Complying with Play or Pay: A Crash Course

The steps to comply with the employer mandate are complex and would require their own article. For one thing, Play or Pay has an imposing glossary of terms — Applicable Large Employers (ALEs), Affordable, Hours of Service, Variable Hour Employee, Minimum Essential Coverage (MEC), and Full-Time Equivalents (FTEs) are just a few. Their definitions are available elsewhere. The terms and their meanings help to provide a comprehensive understanding of the law.



In short, ALEs need to make immediate arrangements to comply. Organizations employing 100 or more full-time employees and FTEs in 2014 will be subject to comply for plan years beginning on or after Jan. 1, 2015. In 2016, that number decreases to 50. Any employee that averages 30 or more service hours per week or 130 service hours per month qualifies for MEC that ACA rules deem affordable.



The ACA prescribes specific methodologies to measure these hours. Finally, Sections 6055 and 6056 reporting, akin to W-2 reporting in the burden it places on business, gives the Internal Revenue Service the ability to determine whether businesses are complying. Most ALEs with status quo technology for human capital management will not be able to comply.



In complying with Play or Pay, a tapestry of variables makes the margin for error thin to nonexistent. Especially in retail, where floor associates’ schedules have a tendency to vary greatly from week to week, precision in tracking employees’ hours is necessary.



Compliance with the Employer Mandate means you must determine which employees qualify for MEC, and when — without fail. ALEs must continually categorize employees under different timelines or dating milestones. Furthermore, to complete forms necessary for reporting, employers need a verifiable eligibility trail and clear documentation reflecting all employment and benefits decisions, including when they were made.



Legacy systems for HCM just can’t do this. They run different platforms for the elements of HCM affecting ACA compliance. Even if a solution resides in the cloud, it may still run payroll, time and attendance, and benefits administration on more than one platform or across many disparate applications that are not real-time aware of each other.



Interfaces between these platforms slow or skew the movement of data between the elements of HCM affecting ACA compliance. Furthermore, these solutions may not be delivered via software-as-a-service (SaaS), either, and if not, this scenario combines with the lack of a single application to make changes and upgrades painful, cumbersome, and time consuming — and the results fragile in nature.

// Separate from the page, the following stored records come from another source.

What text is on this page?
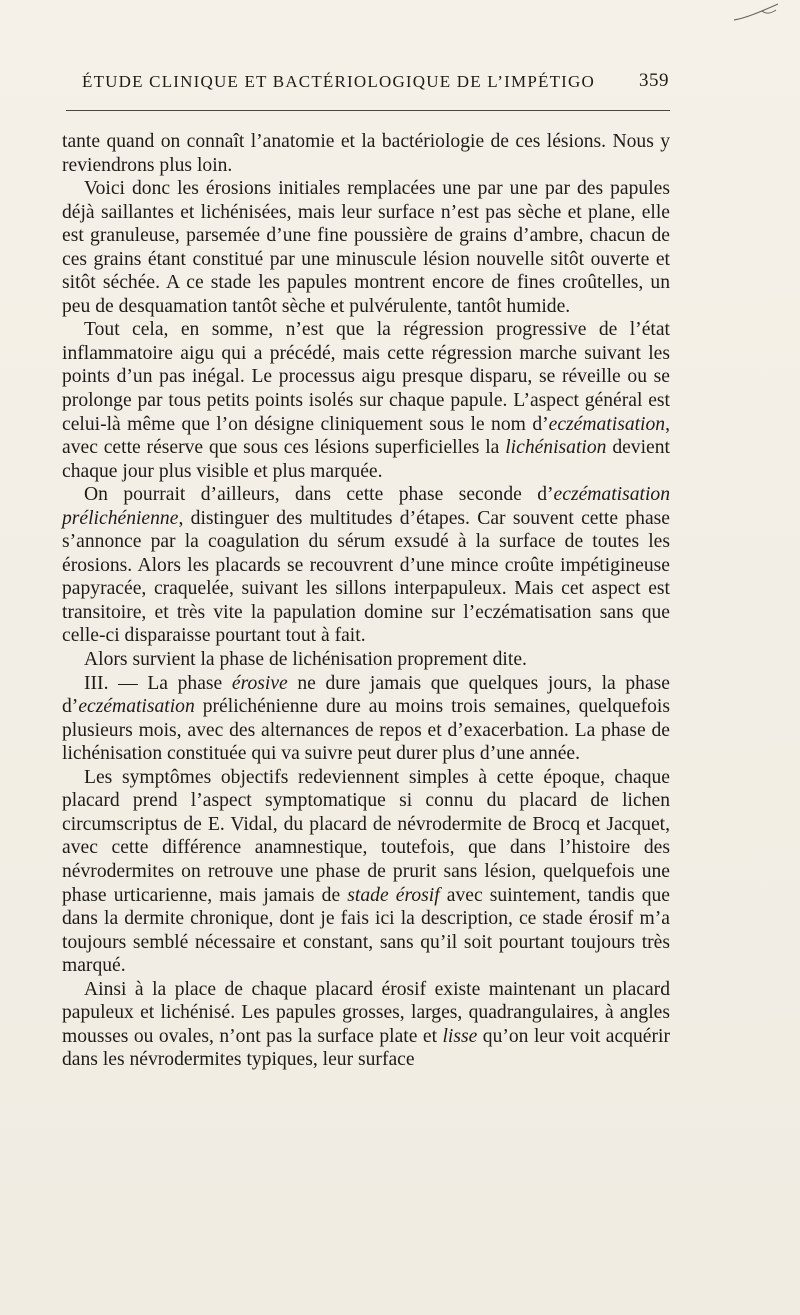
ÉTUDE CLINIQUE ET BACTÉRIOLOGIQUE DE L’IMPÉTIGO 359

tante quand on connaît l’anatomie et la bactériologie de ces lésions. Nous y reviendrons plus loin.

Voici donc les érosions initiales remplacées une par une par des papules déjà saillantes et lichénisées, mais leur surface n’est pas sèche et plane, elle est granuleuse, parsemée d’une fine poussière de grains d’ambre, chacun de ces grains étant constitué par une minuscule lésion nouvelle sitôt ouverte et sitôt séchée. A ce stade les papules montrent encore de fines croûtelles, un peu de desquamation tantôt sèche et pulvérulente, tantôt humide.

Tout cela, en somme, n’est que la régression progressive de l’état inflammatoire aigu qui a précédé, mais cette régression marche suivant les points d’un pas inégal. Le processus aigu presque disparu, se réveille ou se prolonge par tous petits points isolés sur chaque papule. L’aspect général est celui-là même que l’on désigne cliniquement sous le nom d’eczématisation, avec cette réserve que sous ces lésions superficielles la lichénisation devient chaque jour plus visible et plus marquée.

On pourrait d’ailleurs, dans cette phase seconde d’eczématisation prélichénienne, distinguer des multitudes d’étapes. Car souvent cette phase s’annonce par la coagulation du sérum exsudé à la surface de toutes les érosions. Alors les placards se recouvrent d’une mince croûte impétigineuse papyracée, craquelée, suivant les sillons interpapuleux. Mais cet aspect est transitoire, et très vite la papulation domine sur l’eczématisation sans que celle-ci disparaisse pourtant tout à fait.

Alors survient la phase de lichénisation proprement dite.

III. — La phase érosive ne dure jamais que quelques jours, la phase d’eczématisation prélichénienne dure au moins trois semaines, quelquefois plusieurs mois, avec des alternances de repos et d’exacerbation. La phase de lichénisation constituée qui va suivre peut durer plus d’une année.

Les symptômes objectifs redeviennent simples à cette époque, chaque placard prend l’aspect symptomatique si connu du placard de lichen circumscriptus de E. Vidal, du placard de névrodermite de Brocq et Jacquet, avec cette différence anamnestique, toutefois, que dans l’histoire des névrodermites on retrouve une phase de prurit sans lésion, quelquefois une phase urticarienne, mais jamais de stade érosif avec suintement, tandis que dans la dermite chronique, dont je fais ici la description, ce stade érosif m’a toujours semblé nécessaire et constant, sans qu’il soit pourtant toujours très marqué.

Ainsi à la place de chaque placard érosif existe maintenant un placard papuleux et lichénisé. Les papules grosses, larges, quadrangulaires, à angles mousses ou ovales, n’ont pas la surface plate et lisse qu’on leur voit acquérir dans les névrodermites typiques, leur surface
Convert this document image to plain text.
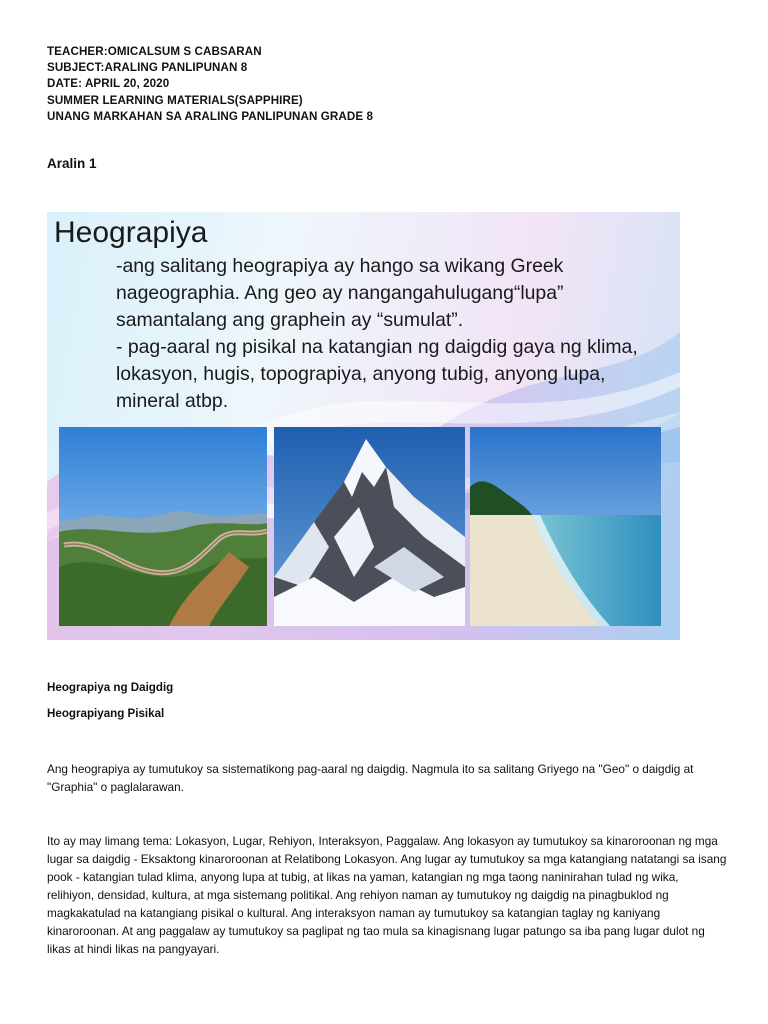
TEACHER:OMICALSUM S CABSARAN
SUBJECT:ARALING PANLIPUNAN 8
DATE: APRIL 20, 2020
SUMMER LEARNING MATERIALS(SAPPHIRE)
UNANG MARKAHAN SA ARALING PANLIPUNAN GRADE 8
Aralin 1
Heograpiya

-ang salitang heograpiya ay hango sa wikang Greek nageographia. Ang geo ay nangangahulugang“lupa” samantalang ang graphein ay “sumulat”.

- pag-aaral ng pisikal na katangian ng daigdig gaya ng klima, lokasyon, hugis, topograpiya, anyong tubig, anyong lupa, mineral atbp.

Heograpiya ng Daigdig
Heograpiyang Pisikal

Ang heograpiya ay tumutukoy sa sistematikong pag-aaral ng daigdig. Nagmula ito sa salitang Griyego na "Geo" o daigdig at "Graphia" o paglalarawan.

Ito ay may limang tema: Lokasyon, Lugar, Rehiyon, Interaksyon, Paggalaw. Ang lokasyon ay tumutukoy sa kinaroroonan ng mga lugar sa daigdig - Eksaktong kinaroroonan at Relatibong Lokasyon. Ang lugar ay tumutukoy sa mga katangiang natatangi sa isang pook - katangian tulad klima, anyong lupa at tubig, at likas na yaman, katangian ng mga taong naninirahan tulad ng wika, relihiyon, densidad, kultura, at mga sistemang politikal. Ang rehiyon naman ay tumutukoy ng daigdig na pinagbuklod ng magkakatulad na katangiang pisikal o kultural. Ang interaksyon naman ay tumutukoy sa katangian taglay ng kaniyang kinaroroonan. At ang paggalaw ay tumutukoy sa paglipat ng tao mula sa kinagisnang lugar patungo sa iba pang lugar dulot ng likas at hindi likas na pangyayari.
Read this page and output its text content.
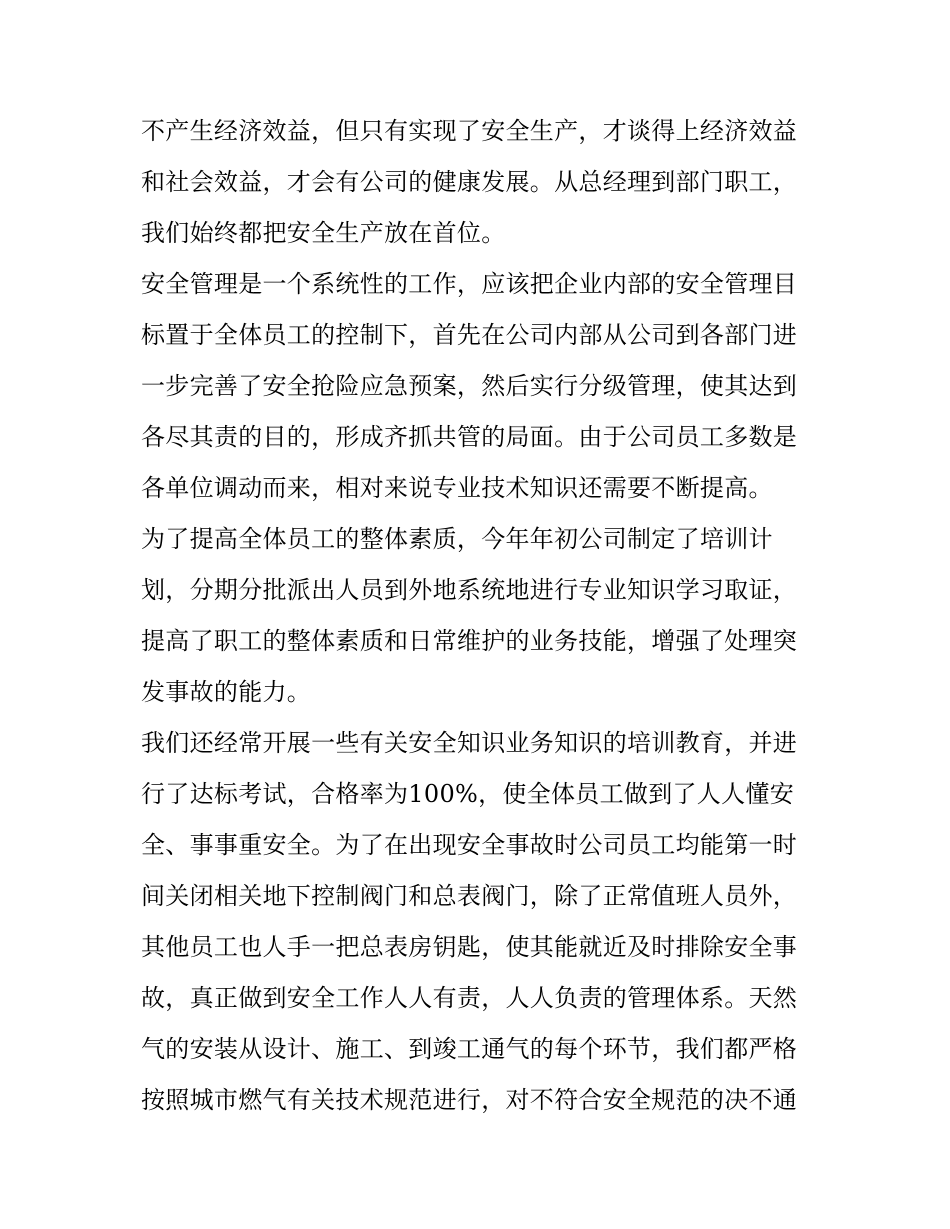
不产生经济效益，但只有实现了安全生产，才谈得上经济效益
和社会效益，才会有公司的健康发展。从总经理到部门职工，
我们始终都把安全生产放在首位。
安全管理是一个系统性的工作，应该把企业内部的安全管理目
标置于全体员工的控制下，首先在公司内部从公司到各部门进
一步完善了安全抢险应急预案，然后实行分级管理，使其达到
各尽其责的目的，形成齐抓共管的局面。由于公司员工多数是
各单位调动而来，相对来说专业技术知识还需要不断提高。
为了提高全体员工的整体素质，今年年初公司制定了培训计
划，分期分批派出人员到外地系统地进行专业知识学习取证，
提高了职工的整体素质和日常维护的业务技能，增强了处理突
发事故的能力。
我们还经常开展一些有关安全知识业务知识的培训教育，并进
行了达标考试，合格率为100%，使全体员工做到了人人懂安
全、事事重安全。为了在出现安全事故时公司员工均能第一时
间关闭相关地下控制阀门和总表阀门，除了正常值班人员外，
其他员工也人手一把总表房钥匙，使其能就近及时排除安全事
故，真正做到安全工作人人有责，人人负责的管理体系。天然
气的安装从设计、施工、到竣工通气的每个环节，我们都严格
按照城市燃气有关技术规范进行，对不符合安全规范的决不通
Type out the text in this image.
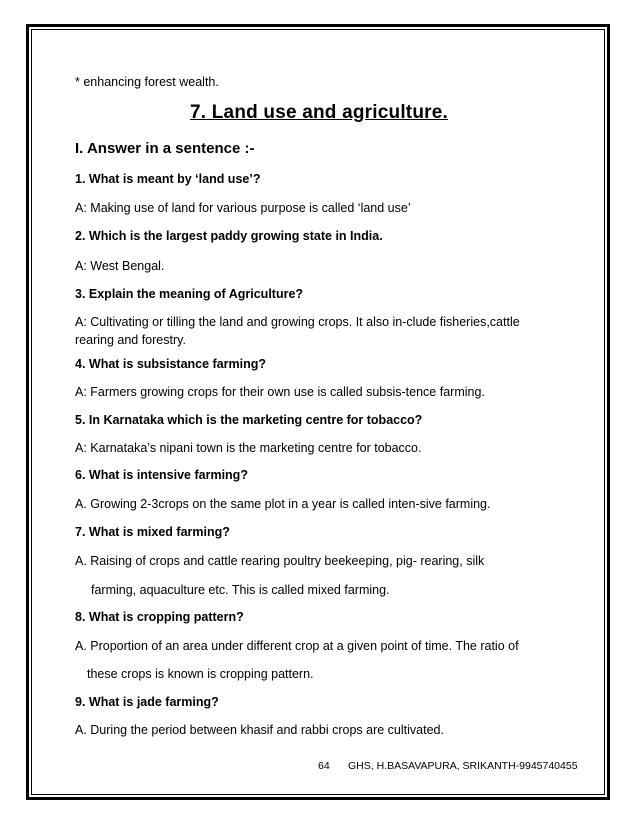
* enhancing forest wealth.
7. Land use and agriculture.
I. Answer in a sentence :-
1. What is meant by ‘land use’?
A: Making use of land for various purpose is called ‘land use’
2. Which is the largest paddy growing state in India.
A: West Bengal.
3. Explain the meaning of Agriculture?
A: Cultivating or tilling the land and growing crops. It also in-clude fisheries,cattle
rearing and forestry.
4. What is subsistance farming?
A: Farmers growing crops for their own use is called subsis-tence farming.
5. In Karnataka which is the marketing centre for tobacco?
A: Karnataka’s nipani town is the marketing centre for tobacco.
6. What is intensive farming?
A. Growing 2-3crops on the same plot in a year is called inten-sive farming.
7. What is mixed farming?
A. Raising of crops and cattle rearing poultry beekeeping, pig- rearing, silk
farming, aquaculture etc. This is called mixed farming.
8. What is cropping pattern?
A. Proportion of an area under different crop at a given point of time. The ratio of
these crops is known is cropping pattern.
9. What is jade farming?
A. During the period between khasif and rabbi crops are cultivated.
64 GHS, H.BASAVAPURA, SRIKANTH-9945740455
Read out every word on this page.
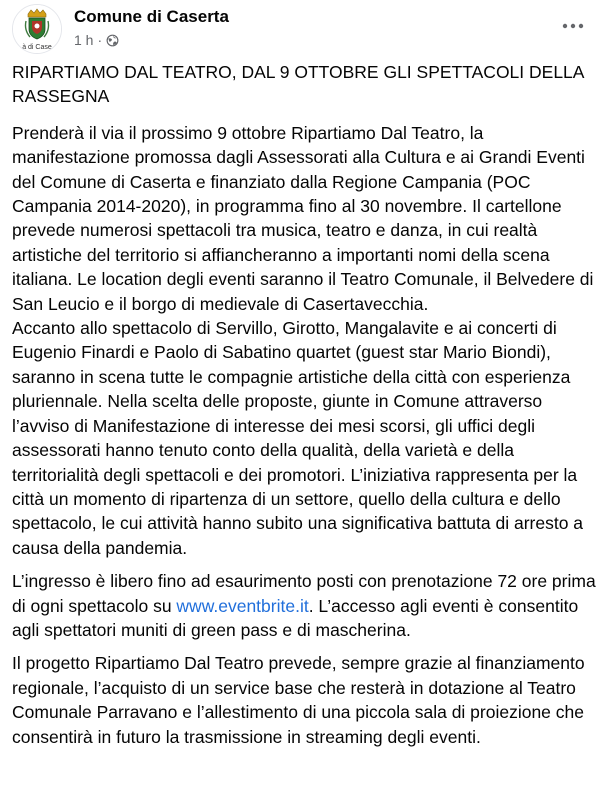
à di Case
Comune di Caserta
1 h ·

RIPARTIAMO DAL TEATRO, DAL 9 OTTOBRE GLI SPETTACOLI DELLA RASSEGNA

Prenderà il via il prossimo 9 ottobre Ripartiamo Dal Teatro, la manifestazione promossa dagli Assessorati alla Cultura e ai Grandi Eventi del Comune di Caserta e finanziato dalla Regione Campania (POC Campania 2014-2020), in programma fino al 30 novembre. Il cartellone prevede numerosi spettacoli tra musica, teatro e danza, in cui realtà artistiche del territorio si affiancheranno a importanti nomi della scena italiana. Le location degli eventi saranno il Teatro Comunale, il Belvedere di San Leucio e il borgo di medievale di Casertavecchia.

Accanto allo spettacolo di Servillo, Girotto, Mangalavite e ai concerti di Eugenio Finardi e Paolo di Sabatino quartet (guest star Mario Biondi), saranno in scena tutte le compagnie artistiche della città con esperienza pluriennale. Nella scelta delle proposte, giunte in Comune attraverso l’avviso di Manifestazione di interesse dei mesi scorsi, gli uffici degli assessorati hanno tenuto conto della qualità, della varietà e della territorialità degli spettacoli e dei promotori. L’iniziativa rappresenta per la città un momento di ripartenza di un settore, quello della cultura e dello spettacolo, le cui attività hanno subito una significativa battuta di arresto a causa della pandemia.

L’ingresso è libero fino ad esaurimento posti con prenotazione 72 ore prima di ogni spettacolo su www.eventbrite.it. L’accesso agli eventi è consentito agli spettatori muniti di green pass e di mascherina.

Il progetto Ripartiamo Dal Teatro prevede, sempre grazie al finanziamento regionale, l’acquisto di un service base che resterà in dotazione al Teatro Comunale Parravano e l’allestimento di una piccola sala di proiezione che consentirà in futuro la trasmissione in streaming degli eventi.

Retailers that hope to comply with the Employer Mandate must migrate to a single, SaaS-delivered application for these elements of HCM. Having just one data set means information moves freely between payroll, time and attendance, and benefits administration with guaranteed accuracy. Only a single application can deliver a single point of access to one source of the truth on data. Only a single application can make calculations of all these functions’ data in a single instance to produce the real-time view necessary for Play or Pay compliance.



Take the tracking of work hours, for instance. A single application seamlessly and immediately reflects changes in working hours everywhere their impact affects ACA compliance in payroll, time and attendance, planning, scheduling, and benefits administration. Turning to this information, managers can adjust employees’ schedules quickly to configure, plan and track, and comply properly.



Real-time ACA Compliance

The cost of noncompliance with Play or Pay can be debilitating. Fines reach into the thousands per employee affected. For large retailers, this can potentially total millions of dollars. And then there is the additionally potential blow to relationships with employees, which negatively impacts productivity and the overall customer experience. Retailers that obtain HCM solutions up for the task of ACA compliance will have made a wise decision.



John Orr is senior VP, retail strategy & execution at Ceridian.